Lost cousins unite in Israel thanks to Yad Vashem Holocaust database
Third-generation Holocaust survivor stumbles across photo of his grandfather on Internet database; discovery sets ball rolling for family reunion, decades after late brothers were torn apart.
For five long years during World War II, Nahum Korenblum never left the side of his younger brother Yaakov as the two fled the Nazi invasion of Poland, escaped forced labor camps across Europe and ultimately joined the Soviet Red Army. There, they were separated and dispatched abroad, never to meet again.
On Thursday, more than a decade after they died, their children were united at Israel's Yad Vashem Holocaust memorial thanks to a recently uploaded family photo discovered on its comprehensive online database of Holocaust victims.
It was just the latest successful byproduct of the memorial's database, established years ago as a means of commemoration aimed at gathering the exact names of all the 6 million Jewish victims of the Nazi genocide. But since the database went online in 2004, it has become a powerful genealogy tool that has led to hundreds of emotional reunions of long lost families.
In 1958, shortly after Yaakov moved to Israel, he and his wife filled out a page of testimony at Yad Vashem commemorating his dead parents. Nahum had meanwhile settled in Ukraine, where his surname was mangled into Koramblyum. For the rest of their lives, the brothers searched for each other in vain, the paper trail often coming to a dead end because of the differing spellings of their names.
In 2006, Yaakov's daughter, Bracha Fleishman-Korenblum, updated the online entry, attaching an old black-and-white photo of her grandparents and four of their children - including Nahum and Yaakov.
Two months ago, one of Nahum's American grandchildren stumbled upon the entry and was shocked to recognize his grandfather in the picture. He reached out to the Korenblum clan in Israel and a reunion was put into motion.
This week, Gennadiy Koramblyum, of Queens, New York, and his son, who is named after Yaakov, arrived in Israel for the wedding of one of their newly discovered relatives.
"It was joy, I cried, I didn't sleep for two nights," Gennadiy Koramblyum said. "Since I was a little boy, I remember my father told me 'I have another brother, he is somewhere.' He said 'I always held him in my hands, I never let anyone separate us.'"
Koramblyum's father moved with the family to the United States in 1991 and he died there in 1997. Yaakov passed away in Israel four years later.
"I am sure they are happy now upstairs seeing us all here together," Koramblyum said, shaking. "This means everything to me."
His Israeli cousin shared that sentiment, saying the children's' joy was mixed with sorrow that their fathers never managed to reunite.
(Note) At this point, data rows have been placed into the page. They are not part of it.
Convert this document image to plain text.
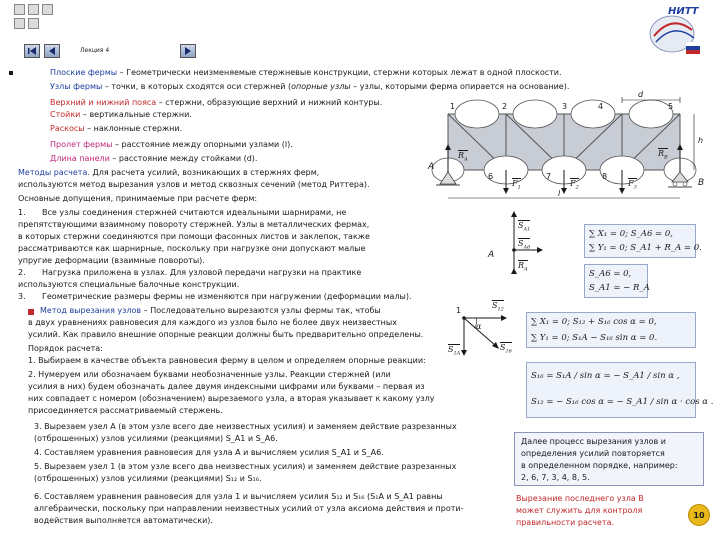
Лекция 4
НИТТ
Плоские фермы – Геометрически неизменяемые стержневые конструкции, стержни которых лежат в одной плоскости.
Узлы фермы – точки, в которых сходятся оси стержней (опорные узлы – узлы, которыми ферма опирается на основание).
Верхний и нижний пояса – стержни, образующие верхний и нижний контуры.
Стойки – вертикальные стержни.
Раскосы – наклонные стержни.
Пролет фермы – расстояние между опорными узлами (l).
Длина панели – расстояние между стойками (d).
1	2	3	4	5
6	7	8
d
h
l
A
B
$R_A$
$R_B$
$F_1$	$F_2$	$F_3$
Методы расчета. Для расчета усилий, возникающих в стержнях ферм,
используются метод вырезания узлов и метод сквозных сечений (метод Риттера).
Основные допущения, принимаемые при расчете ферм:
1. Все узлы соединения стержней считаются идеальными шарнирами, не
препятствующими взаимному повороту стержней. Узлы в металлических фермах,
в которых стержни соединяются при помощи фасонных листов и заклепок, также
рассматриваются как шарнирные, поскольку при нагрузке они допускают малые
упругие деформации (взаимные повороты).
2. Нагрузка приложена в узлах. Для узловой передачи нагрузки на практике
используются специальные балочные конструкции.
3. Геометрические размеры фермы не изменяются при нагружении (деформации малы).
$S_{A1}$
$S_{A6}$
A
$R_A$
∑ X₁ = 0; S_A6 = 0,
∑ Y₁ = 0; S_A1 + R_A = 0.
S_A6 = 0,
S_A1 = − R_A
Метод вырезания узлов – Последовательно вырезаются узлы фермы так, чтобы
в двух уравнениях равновесия для каждого из узлов было не более двух неизвестных
усилий. Как правило внешние опорные реакции должны быть предварительно определены.
Порядок расчета:
1. Выбираем в качестве объекта равновесия ферму в целом и определяем опорные реакции:
2. Нумеруем или обозначаем буквами необозначенные узлы. Реакции стержней (или
усилия в них) будем обозначать далее двумя индексными цифрами или буквами – первая из
них совпадает с номером (обозначением) вырезаемого узла, а вторая указывает к какому узлу
присоединяется рассматриваемый стержень.
1
$S_{12}$
α
$S_{1A}$
$S_{16}$
∑ X₁ = 0; S₁₂ + S₁₆ cos α = 0,
∑ Y₁ = 0; S₁A − S₁₆ sin α = 0.
S₁₆ = S₁A / sin α = − S_A1 / sin α ,
S₁₂ = − S₁₆ cos α = − S_A1 / sin α · cos α .
3. Вырезаем узел A (в этом узле всего две неизвестных усилия) и заменяем действие разрезанных
(отброшенных) узлов усилиями (реакциями) S_A1 и S_A6.
4. Составляем уравнения равновесия для узла A и вычисляем усилия S_A1 и S_A6.
5. Вырезаем узел 1 (в этом узле всего два неизвестных усилия) и заменяем действие разрезанных
(отброшенных) узлов усилиями (реакциями) S₁₂ и S₁₆.
6. Составляем уравнения равновесия для узла 1 и вычисляем усилия S₁₂ и S₁₆ (S₁A и S_A1 равны
алгебраически, поскольку при направлении неизвестных усилий от узла аксиома действия и проти-
водействия выполняется автоматически).
Далее процесс вырезания узлов и
определения усилий повторяется
в определенном порядке, например:
2, 6, 7, 3, 4, 8, 5.
Вырезание последнего узла B
может служить для контроля
правильности расчета.
10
"It's sad, but they meet in heaven," said Rafael Korenblum, who bears a striking resemblance to his late father Yaakov. "A circle has been closed. There was something unresolved all these years, it lingered and now there is closure."
Cynthia Wroclawski, the manager of Yad Vashem's name recovery project, said such breakthroughs are being made possible by the increased openness of aging survivors and the curiosity and tech-savvy of their descendants.
"The lock is being opened by the younger generation. They have more intuition and more interest," she said. "That's the power of the database, the torch of memory is being passed."
The project began in 1955 and had reached 3 million confirmed names by the time the online database was launched. More than a million more names have been added in the seven years since.
Efforts are continuing, primarily in eastern Europe, where name collection is particularly difficult because Jews there were often rounded up, shot and dumped in mass graves without any documentation. The names of Jews killed at German death camps, on the other hand, are easier to collect because of meticulous Nazi records.
The information can be accessed online in English, Hebrew and Russian. Yad Vashem actively encourages survivors and their kin to come forth and fill out pages of testimony for those killed, before their names and stories are lost forever.
"We are not giving up, there is still much more to do," Wroclawski said. "For these families, you see the rift of the Holocaust is getting smaller and that some kind of healing process is taking place."